The incorporation of technology and innovation side by side in the sector of construction and architecture has produced marvels for the industry. there are unprecedented concepts and designs being applied all over the world, making buildings more sustainable, durable, and efficient. Also, this saves costs in the long run that are often used in maintenance and repairs.
A new form of construction is brought forward by a construction 3D printing company called ICON. Its latest project is a 3,800-square-foot training barracks made in collaboration with the Texas Military Department (TMD). The building is created to accommodate 72 soldiers or airmen at TMD’s Camp Swift Training Center in Bastrop, Texas. They will be arriving soon for the fall.
The building is a product of ICON’s Vulcan construction technology along with the designing done by Logan Architecture, with structural engineering by Fort Structures. By virtue of this project, they were able to bring together ICON, TMD, and AFWERX for the first time. It all came through because of the SBIR Strategic Fund Increase contract through AFVentures.
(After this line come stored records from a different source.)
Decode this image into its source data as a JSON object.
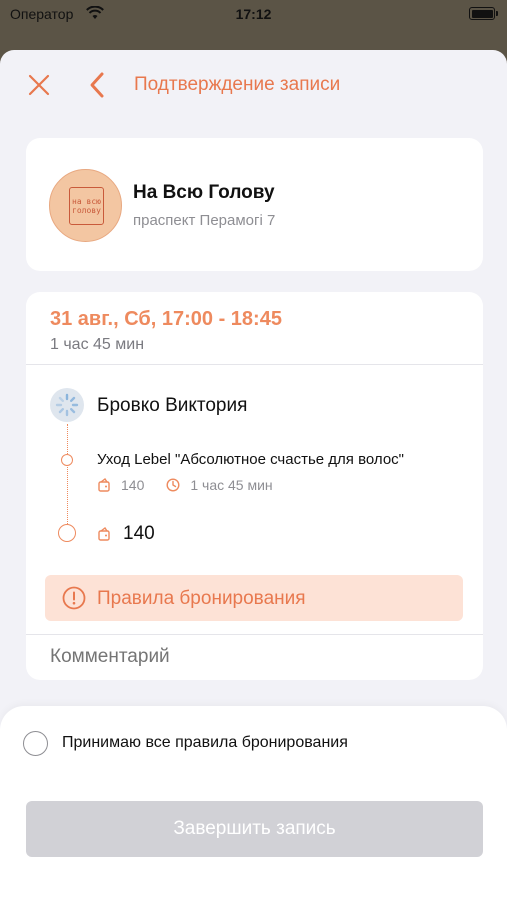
{
  "status_bar": {
    "carrier": "Оператор",
    "time": "17:12"
  },
  "nav": {
    "title": "Подтверждение записи"
  },
  "salon": {
    "logo_lines": [
      "на всю",
      "голову"
    ],
    "name": "На Всю Голову",
    "address": "праспект Перамогі 7"
  },
  "booking": {
    "datetime": "31 авг., Сб, 17:00 - 18:45",
    "duration": "1 час 45 мин",
    "master": {
      "name": "Бровко Виктория"
    },
    "service": {
      "name": "Уход Lebel \"Абсолютное счастье для волос\"",
      "price": "140",
      "duration": "1 час 45 мин"
    },
    "total": "140",
    "rules_label": "Правила бронирования",
    "comment_placeholder": "Комментарий"
  },
  "footer": {
    "accept_label": "Принимаю все правила бронирования",
    "submit_label": "Завершить запись"
  },
  "colors": {
    "accent": "#e8784e",
    "accent_light": "#fde2d6",
    "disabled_button": "#d1d1d6"
  }
}
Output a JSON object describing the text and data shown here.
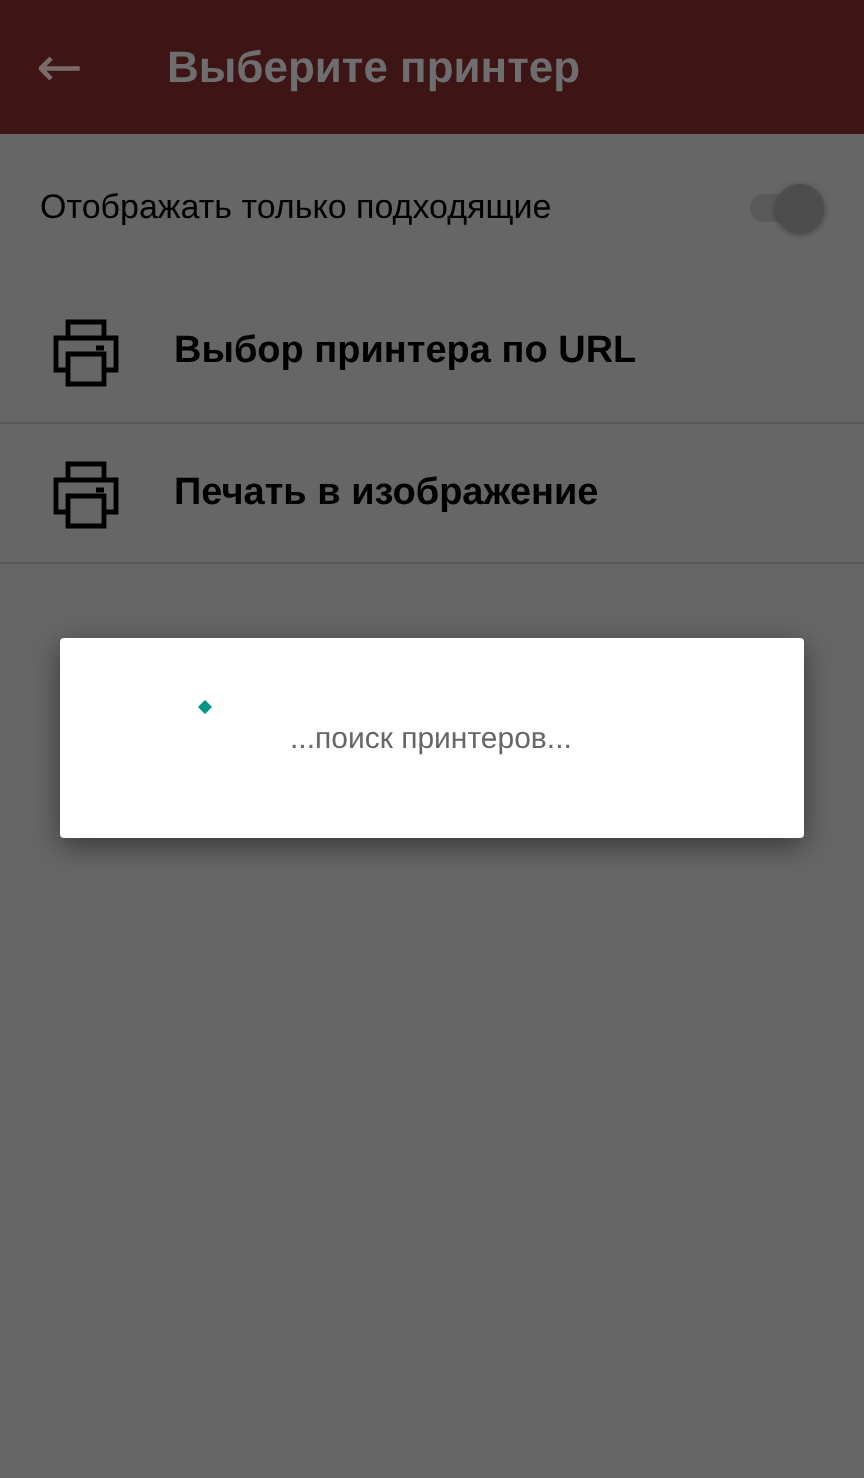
{
  "app_bar": {
    "back_icon": "←",
    "title": "Выберите принтер"
  },
  "filter": {
    "label": "Отображать только подходящие",
    "on": true
  },
  "printers": [
    {
      "label": "Выбор принтера по URL"
    },
    {
      "label": "Печать в изображение"
    }
  ],
  "dialog": {
    "message": "...поиск принтеров..."
  }
}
The construction was completed with the help of a next-generation Vulcan 3D printer. Col. Zebadiah Miller, Director of Facilities at the Texas Military Department stated that this building will prove to be a safe and comfortable space for the soldiers of the country. In addition to this, the building will be more durable than the conventional ones.
This suggests that such technology can be implemented in making housing options for their soldiers anywhere in the country or even in the world. considerations are being made for creating such structures in forward-deployed areas.
According to Evan Loomis, co-founder of ICON. “ICON continues our missional work to deliver dignified, resilient shelter for social housing, disaster-relief housing, market-rate homes, and now, homes for those serving our country. We are scaling this technology across Texas, the U.S., and eventually the world. This is the beginning of a true paradigm shift in homebuilding.”